The study picked up prior work that had been done at UD in the late 1960s and early 1970s, in part by Roland Roth, UD professor emeritus of wildlife ecology. 

It was at a talk given by D’Amico and Shriver that they first discovered that their study had historical roots. 

“After Greg and I gave our first FRAME talk to the department, a faculty member came up with a big old yellowed report, which we had no idea about, and it was a collaborative report by the USDA Forest Service and what is now UD’s Department of Entomology and Wildlife Ecology on urban forests in northern Delaware,” said D’Amico. “It absolutely blew our minds because none of us had any idea that that had ever happened.”

The main focus of that study was UD’s Ecology Woods. Now, FRAME has added more than 20 other fragments, leading to a broader discussion.

Deciduous forest fragments

D’Amico said those sites are meant to be representative of the ecology of urban deciduous forest fragments and that most of the sites are in northern Delaware, with some stretching into Pennsylvania. He explained that there are a lot of deciduous forests located in highly populated areas of the world. 

“Deciduous forests that are heavily populated hold about a quarter of the Earth’s population and what you’d be talking about is a big piece of China, Europe and the eastern U.S., so these are places that are heavily populated and the deciduous forest is really the biome,” said D’Amico. 

For example, the strip of urbanized area that is about 100 kilometers from the Atlantic coast of the United States is one of the most densely populated areas in the whole world and it is full of small forest fragments. 

“Those contain the biodiversity and the wildlife that requires a forest. That’s where it all is, in small forest fragments,” said D’Amico. “So imagine thousands and thousands, tens of thousands of small forest fragments that comprise the forests that dot the entire East Coast. The FRAME is meant to be representative of those, especially in the Mid-Atlantic and especially in the United States.” 

The goal of the FRAME project is to provide useful recommendations for improving ecosystem function, with an emphasis on ecosystem services. 

Since its humble beginnings, the project has grown geographically, adding collaborators at the University of Pennsylvania and the University of California, Riverside. 

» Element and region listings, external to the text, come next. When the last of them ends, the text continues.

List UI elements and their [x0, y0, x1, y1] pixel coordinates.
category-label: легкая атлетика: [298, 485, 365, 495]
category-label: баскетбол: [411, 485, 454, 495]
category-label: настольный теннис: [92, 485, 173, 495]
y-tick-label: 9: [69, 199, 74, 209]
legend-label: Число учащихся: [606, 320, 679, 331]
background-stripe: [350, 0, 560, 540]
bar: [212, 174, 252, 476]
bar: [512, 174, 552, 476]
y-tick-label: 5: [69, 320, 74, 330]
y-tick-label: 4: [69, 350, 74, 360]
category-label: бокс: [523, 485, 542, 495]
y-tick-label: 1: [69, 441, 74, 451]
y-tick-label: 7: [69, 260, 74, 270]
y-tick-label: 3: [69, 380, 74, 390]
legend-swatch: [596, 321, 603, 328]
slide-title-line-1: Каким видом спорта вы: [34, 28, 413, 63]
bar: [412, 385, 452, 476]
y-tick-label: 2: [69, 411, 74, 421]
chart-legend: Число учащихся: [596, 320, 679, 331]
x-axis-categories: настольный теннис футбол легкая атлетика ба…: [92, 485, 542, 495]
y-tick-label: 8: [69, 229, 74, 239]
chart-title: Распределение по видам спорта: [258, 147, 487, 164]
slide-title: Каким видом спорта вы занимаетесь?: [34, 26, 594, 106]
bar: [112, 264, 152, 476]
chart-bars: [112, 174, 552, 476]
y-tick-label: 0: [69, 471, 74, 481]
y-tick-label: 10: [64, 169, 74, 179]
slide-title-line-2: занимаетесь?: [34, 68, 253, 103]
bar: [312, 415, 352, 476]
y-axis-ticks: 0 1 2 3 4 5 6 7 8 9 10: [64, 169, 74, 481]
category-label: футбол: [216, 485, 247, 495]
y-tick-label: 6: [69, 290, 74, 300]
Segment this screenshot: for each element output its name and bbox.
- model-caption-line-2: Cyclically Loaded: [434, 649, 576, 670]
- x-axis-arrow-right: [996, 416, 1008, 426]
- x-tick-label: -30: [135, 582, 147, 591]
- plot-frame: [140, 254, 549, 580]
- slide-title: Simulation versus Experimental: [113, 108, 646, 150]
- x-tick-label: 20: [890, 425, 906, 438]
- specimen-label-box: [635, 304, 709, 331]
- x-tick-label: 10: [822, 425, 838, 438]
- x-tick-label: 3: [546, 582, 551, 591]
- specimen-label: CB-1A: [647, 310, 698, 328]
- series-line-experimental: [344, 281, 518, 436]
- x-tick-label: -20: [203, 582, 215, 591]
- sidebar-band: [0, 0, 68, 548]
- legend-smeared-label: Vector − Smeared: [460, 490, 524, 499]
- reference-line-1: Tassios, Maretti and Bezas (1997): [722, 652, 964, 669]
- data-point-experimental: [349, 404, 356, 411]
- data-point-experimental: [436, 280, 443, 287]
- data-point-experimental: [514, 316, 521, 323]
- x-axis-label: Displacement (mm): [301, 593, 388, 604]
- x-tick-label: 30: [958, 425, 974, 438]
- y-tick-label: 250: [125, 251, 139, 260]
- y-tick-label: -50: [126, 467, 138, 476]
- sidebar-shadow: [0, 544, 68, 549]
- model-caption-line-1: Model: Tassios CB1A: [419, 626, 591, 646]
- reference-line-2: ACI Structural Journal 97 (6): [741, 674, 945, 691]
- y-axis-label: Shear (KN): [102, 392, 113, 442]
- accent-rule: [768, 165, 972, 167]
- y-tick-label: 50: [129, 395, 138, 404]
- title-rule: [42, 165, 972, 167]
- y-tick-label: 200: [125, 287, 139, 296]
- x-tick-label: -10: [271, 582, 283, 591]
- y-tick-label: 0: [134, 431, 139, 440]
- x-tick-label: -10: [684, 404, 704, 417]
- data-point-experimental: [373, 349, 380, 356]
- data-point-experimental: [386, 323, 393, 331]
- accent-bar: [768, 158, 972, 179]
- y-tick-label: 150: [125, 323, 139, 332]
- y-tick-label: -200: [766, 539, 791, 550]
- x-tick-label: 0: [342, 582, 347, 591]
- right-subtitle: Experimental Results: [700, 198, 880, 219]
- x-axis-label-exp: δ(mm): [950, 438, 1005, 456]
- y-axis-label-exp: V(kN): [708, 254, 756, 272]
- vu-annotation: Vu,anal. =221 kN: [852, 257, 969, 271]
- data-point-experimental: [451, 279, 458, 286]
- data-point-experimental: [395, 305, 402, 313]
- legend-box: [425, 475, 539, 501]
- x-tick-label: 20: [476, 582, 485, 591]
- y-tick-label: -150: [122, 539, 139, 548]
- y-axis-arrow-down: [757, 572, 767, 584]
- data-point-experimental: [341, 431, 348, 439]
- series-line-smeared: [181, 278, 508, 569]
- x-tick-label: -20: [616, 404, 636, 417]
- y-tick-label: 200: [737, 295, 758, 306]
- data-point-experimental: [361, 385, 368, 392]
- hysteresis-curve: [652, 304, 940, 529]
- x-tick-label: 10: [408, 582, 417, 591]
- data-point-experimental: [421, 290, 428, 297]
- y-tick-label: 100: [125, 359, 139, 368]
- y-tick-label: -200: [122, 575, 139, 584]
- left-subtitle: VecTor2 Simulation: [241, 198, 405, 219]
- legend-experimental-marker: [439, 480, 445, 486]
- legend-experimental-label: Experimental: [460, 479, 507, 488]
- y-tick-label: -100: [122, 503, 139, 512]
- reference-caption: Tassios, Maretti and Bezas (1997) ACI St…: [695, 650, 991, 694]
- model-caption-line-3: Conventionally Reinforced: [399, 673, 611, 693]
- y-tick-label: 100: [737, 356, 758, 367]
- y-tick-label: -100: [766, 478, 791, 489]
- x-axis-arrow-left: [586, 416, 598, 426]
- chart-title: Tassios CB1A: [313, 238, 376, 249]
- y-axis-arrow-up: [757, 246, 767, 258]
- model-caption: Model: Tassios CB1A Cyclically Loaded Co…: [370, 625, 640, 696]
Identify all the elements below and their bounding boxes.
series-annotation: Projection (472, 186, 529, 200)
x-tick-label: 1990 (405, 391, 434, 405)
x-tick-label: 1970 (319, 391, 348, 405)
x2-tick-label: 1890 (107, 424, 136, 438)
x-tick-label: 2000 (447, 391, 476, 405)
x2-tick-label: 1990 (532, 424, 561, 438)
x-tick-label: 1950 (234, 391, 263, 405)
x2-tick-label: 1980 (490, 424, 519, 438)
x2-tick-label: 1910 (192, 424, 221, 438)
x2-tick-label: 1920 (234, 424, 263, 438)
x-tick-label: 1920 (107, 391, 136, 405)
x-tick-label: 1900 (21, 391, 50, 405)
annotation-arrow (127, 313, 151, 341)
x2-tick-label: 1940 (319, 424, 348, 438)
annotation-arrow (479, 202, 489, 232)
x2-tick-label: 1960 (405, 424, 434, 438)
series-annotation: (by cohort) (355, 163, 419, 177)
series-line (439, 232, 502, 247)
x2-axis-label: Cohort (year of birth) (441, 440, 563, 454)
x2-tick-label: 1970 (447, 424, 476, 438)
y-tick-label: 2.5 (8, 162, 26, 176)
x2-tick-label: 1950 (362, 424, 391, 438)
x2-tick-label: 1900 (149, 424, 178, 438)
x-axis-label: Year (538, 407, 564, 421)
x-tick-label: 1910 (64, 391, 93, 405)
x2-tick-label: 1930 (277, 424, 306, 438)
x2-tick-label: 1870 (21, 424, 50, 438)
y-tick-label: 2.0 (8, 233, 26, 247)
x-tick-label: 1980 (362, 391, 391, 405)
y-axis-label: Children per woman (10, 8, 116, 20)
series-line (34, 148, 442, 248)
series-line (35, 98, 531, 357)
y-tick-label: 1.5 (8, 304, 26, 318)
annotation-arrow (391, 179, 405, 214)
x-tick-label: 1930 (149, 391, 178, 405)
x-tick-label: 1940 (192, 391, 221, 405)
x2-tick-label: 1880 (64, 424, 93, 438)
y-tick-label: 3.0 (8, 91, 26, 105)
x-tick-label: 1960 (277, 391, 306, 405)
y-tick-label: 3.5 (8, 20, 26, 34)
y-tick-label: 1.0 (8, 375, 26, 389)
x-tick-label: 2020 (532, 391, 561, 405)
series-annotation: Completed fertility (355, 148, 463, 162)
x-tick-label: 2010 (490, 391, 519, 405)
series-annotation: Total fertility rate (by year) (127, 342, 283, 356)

“We’re studying as many aspects of urban forest ecology as we can, starting with the soil and then moving up to higher trophic levels like birds and mammals and reptiles,” said D’Amico.

Other research projects

With his work being done in collaboration with UD, D’Amico said those projects that include students provide them hands-on experience with Forest Service research.

Other research projects with which D’Amico is involved include restoring iconic tree species such as the American elm, which was wiped out in the early part of the last century. 

Because of selective breeding, there are now varieties that are tolerant of Dutch elm disease, which devastated the population. 

D’Amico said one of the varieties of elm that he and other researchers are planting is called “Delaware,” and he is hoping that there will be plantings throughout the FRAME sites to see how these disease resistant varieties function in the ecology of urban forests.

“I’m interested to see if these tolerant trees, which have been selected to survive diseases, will play the same role as their predecessors when they’re put into the general forest ecology of the area,” said D’Amico. 

As for how these collaborative research projects such as FRAME come about, D’Amico said that because he is in the Department of Entomology and Wildlife Ecology every day, there is a mutual understanding. 

“If there’s a problem that concerns urban forests, then I’m likely to look for someone at a university to work on it with me for many reasons, including so that a student can be included, and the University of Delaware is the first place I look,” said D’Amico. “The department is excellent and has really been on nothing but an upward trajectory for the past 10 years.”